Le SXO, nouvelle arnaque marketing ?

Veuillez nous excuser ce titre par trop provocateur, à dessein toutefois, et sans arrière-pensée quant à l’avis que nous formulons à l’encontre de cette jeune discipline qui fleurit dans les prairies numériques.

Le SXO, ou Search eXperience Optimization, désigne l’optimisation de l’expérience utilisateur sur un site web, un objectif fort louable au premier regard puisque, après tout, ce sont les utilisateurs qui font la pluie et le beau temps sur le chiffre d’affaires ; dès lors, soigner leur parcours et leur expérience au sein des différentes pages stratégiques du site ne peut qu’avoir des effets positifs sur la conversion. Quel mal y aurait-il donc dans la pratique du SXO ?

Le mal, comme d’habitude, provient de ces quelques webmarketeurs zélés d’outre-atlantique obstinés à révolutionner le web tous les cinq minutes. Dans leurs délires subversifs, ils ont inventé le SXO, alliance improbable des grands principes de l’UX Design et du SEO, en expliquant notamment que le SEO ne suffisait plus, qu’il était presque mort, qu’il était nécessaire d’aller plus loin et de se préoccuper davantage de l’utilisateur.

Il n’est guère étonnant d’assister à de véritables massacres lorsque l’on confie des sujets d’importance aux webmarketeurs du dimanche. Peut-être que si l’on raisonnait davantage et que l’on cherchait moins à faire le buzz à tout prix, on assisterait moins à ce genre d’errances intellectuelles qui inflige d’importants dommages et au SEO, et à l’UX.

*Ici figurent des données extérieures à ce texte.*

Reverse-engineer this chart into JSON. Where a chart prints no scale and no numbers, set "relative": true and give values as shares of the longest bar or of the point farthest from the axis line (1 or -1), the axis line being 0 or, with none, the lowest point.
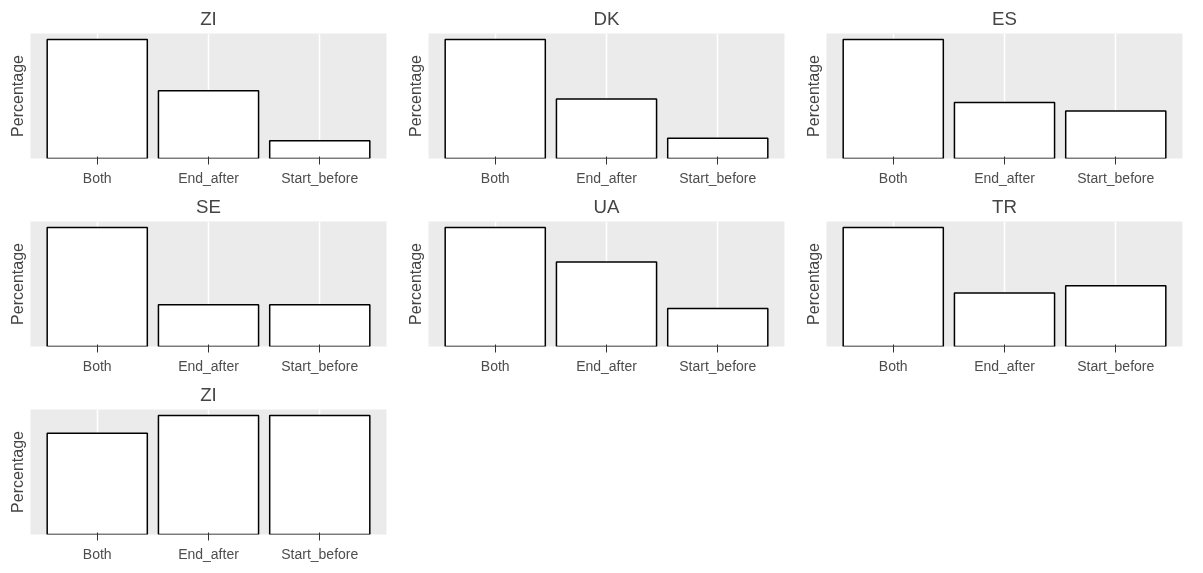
{
  "chart_data": [
    {
      "type": "bar",
      "title": "ZI",
      "ylabel": "Percentage",
      "categories": [
        "Both",
        "End_after",
        "Start_before"
      ],
      "values": [
        1,
        0.57,
        0.15
      ],
      "color": "#ffffff",
      "relative": true,
      "grid": "x",
      "tick_labels": "x"
    },
    {
      "type": "bar",
      "title": "DK",
      "ylabel": "Percentage",
      "categories": [
        "Both",
        "End_after",
        "Start_before"
      ],
      "values": [
        1,
        0.5,
        0.17
      ],
      "color": "#ffffff",
      "relative": true,
      "grid": "x",
      "tick_labels": "x"
    },
    {
      "type": "bar",
      "title": "ES",
      "ylabel": "Percentage",
      "categories": [
        "Both",
        "End_after",
        "Start_before"
      ],
      "values": [
        1,
        0.47,
        0.4
      ],
      "color": "#ffffff",
      "relative": true,
      "grid": "x",
      "tick_labels": "x"
    },
    {
      "type": "bar",
      "title": "SE",
      "ylabel": "Percentage",
      "categories": [
        "Both",
        "End_after",
        "Start_before"
      ],
      "values": [
        1,
        0.35,
        0.35
      ],
      "color": "#ffffff",
      "relative": true,
      "grid": "x",
      "tick_labels": "x"
    },
    {
      "type": "bar",
      "title": "UA",
      "ylabel": "Percentage",
      "categories": [
        "Both",
        "End_after",
        "Start_before"
      ],
      "values": [
        1,
        0.71,
        0.32
      ],
      "color": "#ffffff",
      "relative": true,
      "grid": "x",
      "tick_labels": "x"
    },
    {
      "type": "bar",
      "title": "TR",
      "ylabel": "Percentage",
      "categories": [
        "Both",
        "End_after",
        "Start_before"
      ],
      "values": [
        1,
        0.45,
        0.51
      ],
      "color": "#ffffff",
      "relative": true,
      "grid": "x",
      "tick_labels": "x"
    },
    {
      "type": "bar",
      "title": "ZI",
      "ylabel": "Percentage",
      "categories": [
        "Both",
        "End_after",
        "Start_before"
      ],
      "values": [
        0.85,
        1,
        1
      ],
      "color": "#ffffff",
      "relative": true,
      "grid": "x",
      "tick_labels": "x"
    }
  ]
}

Il est plus que temps d’arrêter cette gabegie crasse d’ignorance et de renvoyer le SXO dans la fosse de l’oubli, et nous commencerons d’abord par quelques arguments d’autorité qui mettrons déjà, nous l’espérons, tout le monde d’accord à ce sujet.

 

Définitions de l’UX et du SEO

L’exercice de la définition peut paraître rengaine, mais c’est le seul moyen de savoir ce dont on parle avec précision, et de jeter les bases de compréhensions communes quant aux concepts manipulés durant une démonstration. Commençons avec l’UX Design, via différentes sources, qui pour la plupart soulignent la difficulté de la définir sans paraître trop réducteur :

« Le UX design consiste à penser et à concevoir un site web de manière à ce que l’expérience utilisateur soit la meilleure possible. » – 1min30

« L’UX-Design (User eXperience Design) est une discipline dont l’objectif est de concevoir un produit au service des utilisateurs. » – UX Republic

« L’UX design ou User Experience Design est une discipline permettant d’augmenter les performances d’un site web ou d’une application mobile en le rendant parfaitement conforme aux attentes des utilisateurs. » – Creads

« User experience (UX) design is the process design teams use to create products that provide meaningful and relevant experiences to users. » – Interaction Design

On le voit ici au travers de ces quatre définitions, l’UX Design vise à créer une expérience conforme aux besoins de l’utilisateur, et optimale dans ses mécanismes de fonctionnement. La discipline entière est vouée à l’internaute : on tient compte de ses besoins et on adapte le site (ou l’application) en fonction de ses desiderata.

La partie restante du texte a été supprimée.